First, show them exactly what you have been doing and ask them for advice on how this can be modified based on their experience. Then leave them to the task but get them to send you daily reports and updates for a couple of weeks. When you are comfortable, move to weekly updates, and finally monthly updates.
This is based on preference and how fast you need this information but I think monthly reports should be sufficient for most businesses. Once your bookkeeper or accountant understands how you are using this information they can recommend changes or improvements to the process as well.

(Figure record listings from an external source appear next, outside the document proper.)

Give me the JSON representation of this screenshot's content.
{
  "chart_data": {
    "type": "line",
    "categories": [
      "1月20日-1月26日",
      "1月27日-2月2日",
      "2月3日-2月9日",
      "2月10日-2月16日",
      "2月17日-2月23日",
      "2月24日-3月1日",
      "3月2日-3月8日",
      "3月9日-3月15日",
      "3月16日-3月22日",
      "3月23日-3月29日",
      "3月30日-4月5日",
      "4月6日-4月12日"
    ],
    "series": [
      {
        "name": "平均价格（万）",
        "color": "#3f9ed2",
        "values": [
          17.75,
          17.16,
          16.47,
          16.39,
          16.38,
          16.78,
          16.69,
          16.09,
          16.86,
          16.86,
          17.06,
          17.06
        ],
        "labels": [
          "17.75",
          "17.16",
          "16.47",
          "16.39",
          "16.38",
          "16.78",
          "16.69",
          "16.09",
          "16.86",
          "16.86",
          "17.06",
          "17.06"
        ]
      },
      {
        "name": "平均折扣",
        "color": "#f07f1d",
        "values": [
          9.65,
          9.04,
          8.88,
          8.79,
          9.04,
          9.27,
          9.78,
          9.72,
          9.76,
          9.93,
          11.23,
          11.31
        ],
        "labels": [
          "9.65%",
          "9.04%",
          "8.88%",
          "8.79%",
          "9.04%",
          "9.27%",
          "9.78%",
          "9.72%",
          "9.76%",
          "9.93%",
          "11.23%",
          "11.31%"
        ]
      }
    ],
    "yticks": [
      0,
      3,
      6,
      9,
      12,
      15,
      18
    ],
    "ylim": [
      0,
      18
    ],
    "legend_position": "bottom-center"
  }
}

So, How Much Money is Your Business Making?
You should be able to answer that question now.In this article we have reviewed the basics of getting your first bookkeeping spreadsheet up and running. This will help you have a good idea of what is going on in your business. Once you see what is coming in and going out in detail you will be able to make better decisions about where to focus your time.